NYPD won’t arrest students for low-level offenses in schools

Mayor Bill de Blasio announced on Thursday that he’s ordered cops to stop arresting or summonsing Big Apple students “whenever possible” for a host of crimes — such as boozing, smoking pot and vandalism — in city schools.

Controversial Schools Chancellor Richard Carranza went so far as to say cops shouldn’t necessarily bother doing their jobs in schools.

“We have now changed the presence of policing in our schools. Police should enforce the law — they shouldn’t enforce the law in schools as a matter of course,” he said.

Rowdy pupils will also skate on spitting, harassment, trespassing and other “low-level offenses” as long as school administrators can “safely” handle the incidents, according to a memorandum of understanding that City Hall, the Department of Education and NYPD inked on Wednesday.

The kid-glove treatment outraged one high-ranking police source, who said the policy will keep parents in the dark while allowing kids to get away with crimes on campus that they wouldn’t elsewhere.

“You should be accountable for your actions. When daddy gets a pot summons in the mail, maybe that’s a way of telling them what’s going on. With two parents working, they probably don’t know. Now no one will know anything,” the source griped.

“They can get arrested for doing graffiti out in the street but they can do it in school? That’s no lesson.”

NYPD Schools Chief Reuben Beltran said parents will still be notified if a student gets in hot water.

An employee at Brooklyn’s troubled Progress High School said the move is good for students — but also a cynical effort by the de Blasio administration to artificially deflate the appearance of crime in Big Apple schools.

“I have mixed feelings — my first reaction is obviously it’s great, because it reduces the school-to-prison pipeline. On the other side, I feel like it’s a way of manipulating data,” said the source, who noted Progress HS has been handing out “warning cards” for low-level infractions as a testing ground for the new policy.

“If you look at the infraction, the things [students] would get suspended for in the past are now being issued warning cards — and so it skews your data,” the educator said. “If I’m a new principal and you leave it up to my judgement, am I going to be inclined to give that student a suspension and raise my numbers — or am I going to be inclined to make it a mandatory guidance conference? You now give me, an administrator, the ability of continuing to low-ball my numbers by leaving it up to me.”

The new policy updates a 1998 agreement strongly backed by then-Mayor Rudy Giuliani which brought school safety under the NYPD’s purview after a series of scathing reports by then-Schools Investigator Ed Stancik exposed inept security guards, cover-ups of sex crimes and wrongdoing by school custodians.

“That memorandum of understanding is from the Rudy Giuliani days. We are long passed the Rudy Giuliani days of New York City.

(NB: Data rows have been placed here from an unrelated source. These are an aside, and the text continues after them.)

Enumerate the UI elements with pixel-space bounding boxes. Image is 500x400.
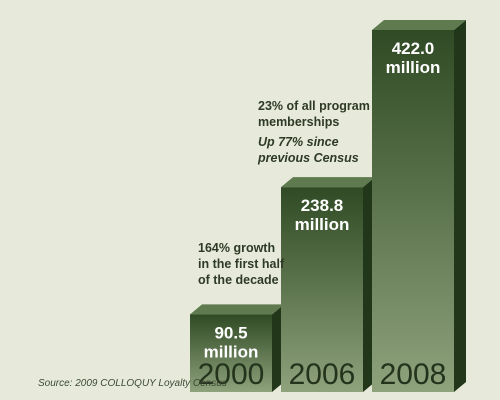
bar-top-2000 [190, 304, 284, 315]
bar-2006: 238.8 million 2006 [281, 177, 375, 392]
value-label-2006: 238.8 million [295, 196, 350, 234]
source-note: Source: 2009 COLLOQUY Loyalty Census [38, 378, 227, 389]
annotation-up-77: Up 77% since previous Census [258, 135, 359, 165]
value-label-2008: 422.0 million [386, 39, 441, 77]
category-label-2008: 2008 [380, 358, 447, 391]
bar-side-2008 [454, 20, 466, 392]
annotation-memberships: 23% of all program memberships [258, 99, 370, 129]
value-label-2000: 90.5 million [204, 323, 259, 361]
bar-top-2008 [372, 20, 466, 30]
bar-front-2000 [190, 314, 272, 392]
annotation-growth: 164% growth in the first half of the dec… [198, 241, 285, 287]
bar-front-2006 [281, 187, 363, 392]
bar-front-2008 [372, 30, 454, 392]
category-label-2006: 2006 [289, 358, 356, 391]
category-label-2000: 2000 [198, 358, 265, 391]
bar-2008: 422.0 million 2008 [372, 20, 466, 392]
bar-top-2006 [281, 177, 375, 188]
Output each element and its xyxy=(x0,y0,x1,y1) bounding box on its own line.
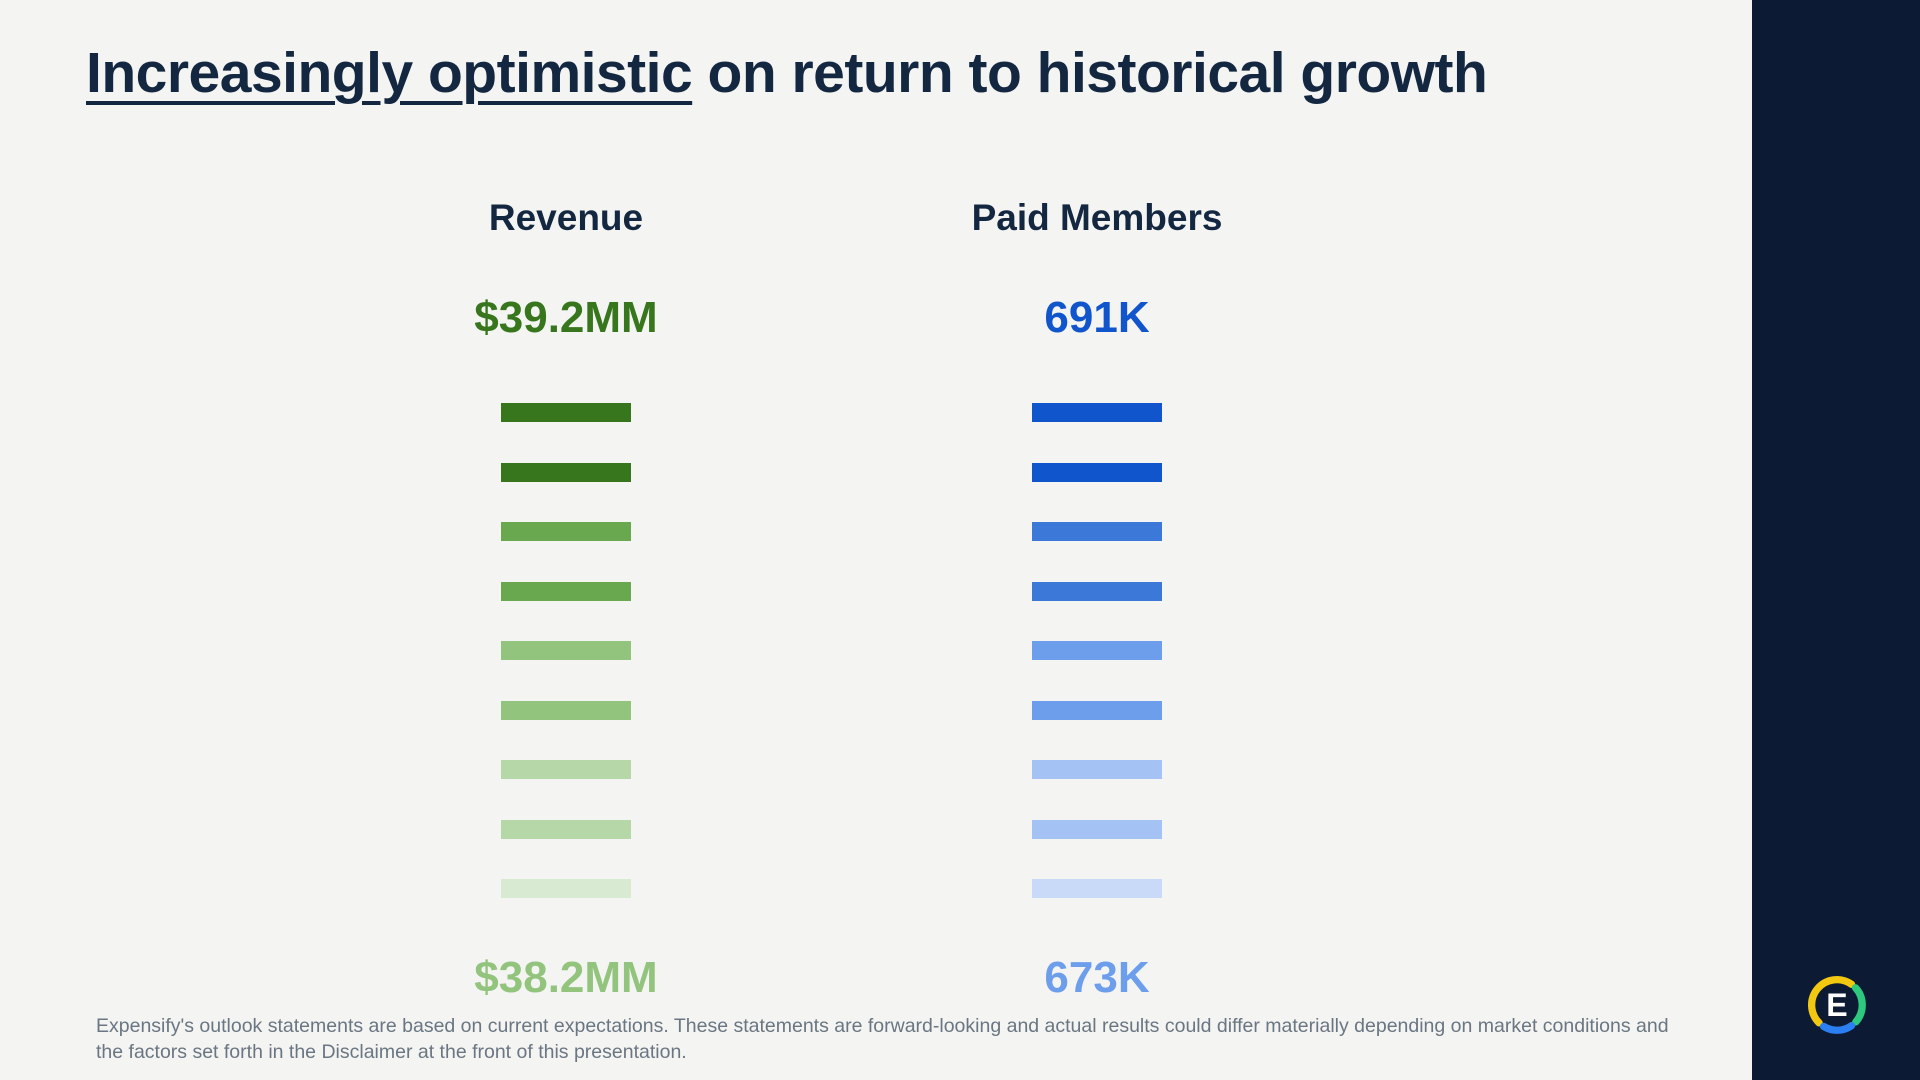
paid-members-column: Paid Members 691K 673K xyxy=(927,196,1267,1004)
paid-members-top-value: 691K xyxy=(1044,293,1150,342)
sidebar-panel: E xyxy=(1752,0,1920,1080)
paid-members-bar xyxy=(1032,760,1162,779)
paid-members-bar xyxy=(1032,581,1162,601)
revenue-bar xyxy=(501,462,631,482)
disclaimer-text: Expensify's outlook statements are based… xyxy=(96,1015,1669,1063)
revenue-top-value: $39.2MM xyxy=(474,293,658,342)
logo-ring-green-arc xyxy=(1851,984,1866,1026)
revenue-header: Revenue xyxy=(488,197,644,238)
paid-members-bar xyxy=(1032,819,1162,839)
paid-members-bar xyxy=(1032,879,1162,898)
paid-members-bar xyxy=(1032,700,1162,720)
expensify-logo: E xyxy=(1802,970,1872,1040)
revenue-bar xyxy=(501,760,631,779)
slide-title: Increasingly optimistic on return to his… xyxy=(86,40,1488,106)
revenue-bottom-value: $38.2MM xyxy=(474,953,658,1002)
logo-ring-blue-arc xyxy=(1819,1022,1856,1034)
revenue-bar xyxy=(501,700,631,720)
title-emphasized-text: Increasingly optimistic xyxy=(86,41,693,105)
revenue-bar xyxy=(501,879,631,898)
revenue-bar xyxy=(501,819,631,839)
revenue-bar xyxy=(501,581,631,601)
logo-letter-e: E xyxy=(1826,987,1847,1023)
paid-members-bar xyxy=(1032,522,1162,541)
revenue-bar xyxy=(501,522,631,541)
revenue-bar xyxy=(501,641,631,660)
expensify-logo-icon: E xyxy=(1808,976,1866,1034)
revenue-column: Revenue $39.2MM $38.2MM xyxy=(396,196,736,1004)
paid-members-header: Paid Members xyxy=(971,197,1223,238)
revenue-bar xyxy=(501,403,631,422)
paid-members-bars xyxy=(1032,403,1162,898)
paid-members-bottom-value: 673K xyxy=(1044,953,1150,1002)
logo-ring-yellow-arc xyxy=(1808,976,1856,1027)
paid-members-bar xyxy=(1032,403,1162,422)
revenue-bars xyxy=(501,403,631,898)
paid-members-bar xyxy=(1032,462,1162,482)
paid-members-bar xyxy=(1032,641,1162,660)
title-rest-text: on return to historical growth xyxy=(692,41,1488,105)
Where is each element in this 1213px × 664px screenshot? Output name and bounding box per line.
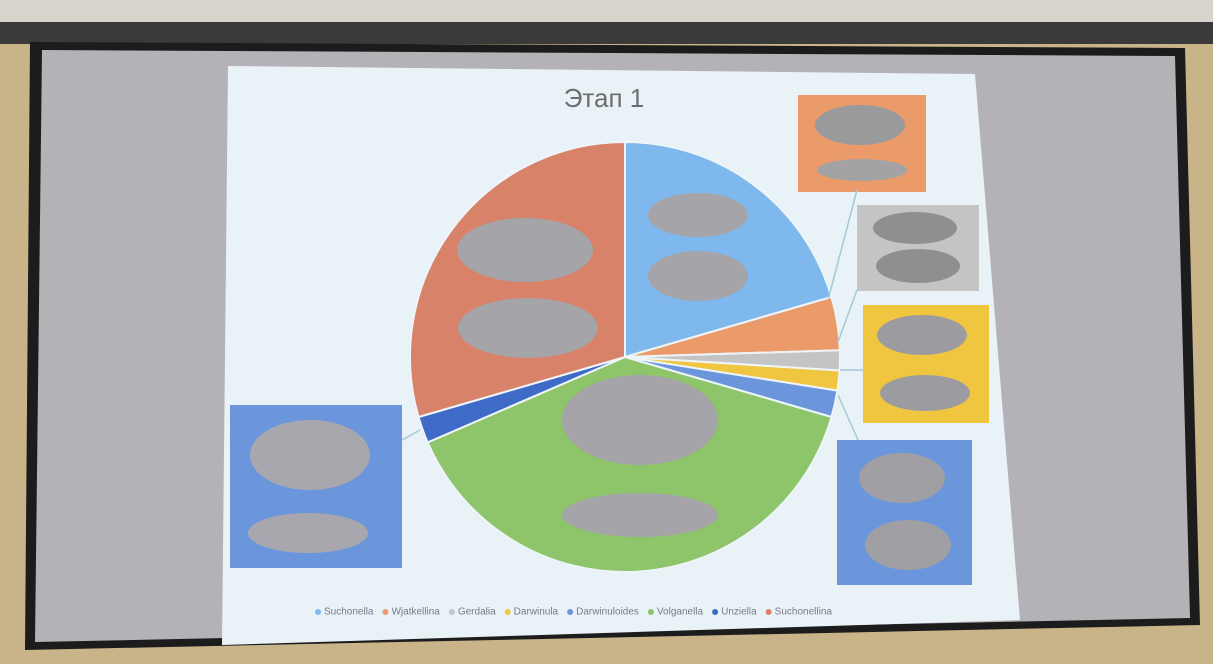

This is a new city,” City Council speaker Corey Johnson cheered Thursday.

Under the new deal, cops can still ticket or arrest pupils for low-level offenses such as pot-possession, but it’s largely left up to the discretion of school administrators and responding officers, though Beltran struggled during a press conference Thursday to quantify how much weight would trigger police action.

“There’s a little bit of judgment involved in that, because you can quantify, the containers come different when it comes to marijuana — sometimes it comes in candy form, sometimes it comes in bags and smokable forms. But we’ve been using, if it’s three or more, then they would get a summons, depending on the circumstances, depending on the age and everything else,” he said, adding, “if it’s one bag, if it’s a very large bag, then the person would not be qualified for the warning card.”